D'Baji Cafe Malino, Konflik Poso dan Ambon, Serta Artis Ibu Kota

Sebarkan:

Oleh: Amran Azis Daeng Nassa

(Pegiat Seni Budaya, tinggal di Malino)


D'Baji Cafe bukan sekadar menawarkan kopi untuk dinikmati. Juga panorama alam Malino yang indah dan cerita di balik kehadirannya. Kafe dengan nuansa unik ini terkait dengan peristiwa penting di Tanah Air, dan punya nilai sejarah.
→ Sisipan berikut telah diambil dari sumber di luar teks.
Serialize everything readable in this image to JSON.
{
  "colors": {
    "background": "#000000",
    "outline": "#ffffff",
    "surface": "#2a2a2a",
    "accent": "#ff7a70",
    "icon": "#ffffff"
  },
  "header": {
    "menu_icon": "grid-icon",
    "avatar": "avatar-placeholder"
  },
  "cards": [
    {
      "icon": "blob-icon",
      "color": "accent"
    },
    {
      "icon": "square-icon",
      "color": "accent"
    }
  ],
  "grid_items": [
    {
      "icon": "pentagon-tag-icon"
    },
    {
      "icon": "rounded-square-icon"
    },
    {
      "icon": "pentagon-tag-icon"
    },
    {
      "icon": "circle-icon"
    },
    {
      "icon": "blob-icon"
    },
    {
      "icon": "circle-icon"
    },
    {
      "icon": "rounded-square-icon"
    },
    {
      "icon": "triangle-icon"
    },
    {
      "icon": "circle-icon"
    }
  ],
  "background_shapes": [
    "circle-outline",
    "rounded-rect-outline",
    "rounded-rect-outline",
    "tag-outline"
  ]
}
Sebuah foto ikonik tahun 1942 bisa dilihat bila berkunjung di kafe yang berada di Jalan Sultan Hasanuddin No 2 Malino ini.
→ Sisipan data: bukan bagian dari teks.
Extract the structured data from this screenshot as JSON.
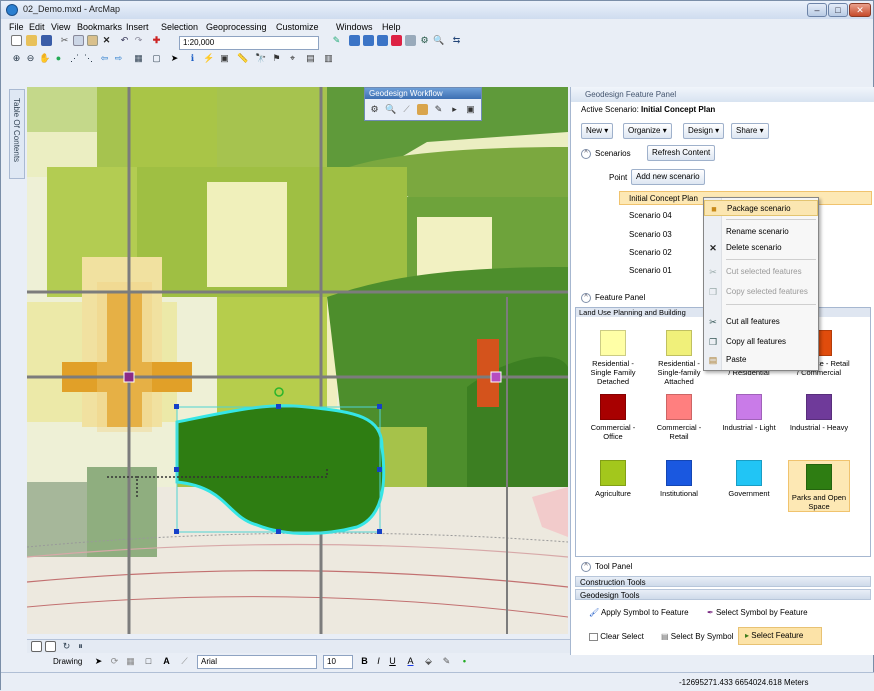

Pendirian D'Baji Cafe punya latar cerita yang panjang. Momen yang jadi cikal bakal eksistensi kafe ini hingga kini. Sungguh tidak terbayangkan, Malino yang biasanya dingin adem, dengan masyarakat yang melakukan aktivitas seperti biasa, pagi itu ramai oleh kedatangan sejumlah orang.

Saya masih ingat, di akhir Desember 2001 itu, tiba-tiba di depan rumah kami berhenti sejumlah kendaraan dinas, diiringi beberapa orang yang kelihatannya merupakan staf Pemerintah Provinsi Sulawesi Selatan. Tak satu pun yang saya kenali. 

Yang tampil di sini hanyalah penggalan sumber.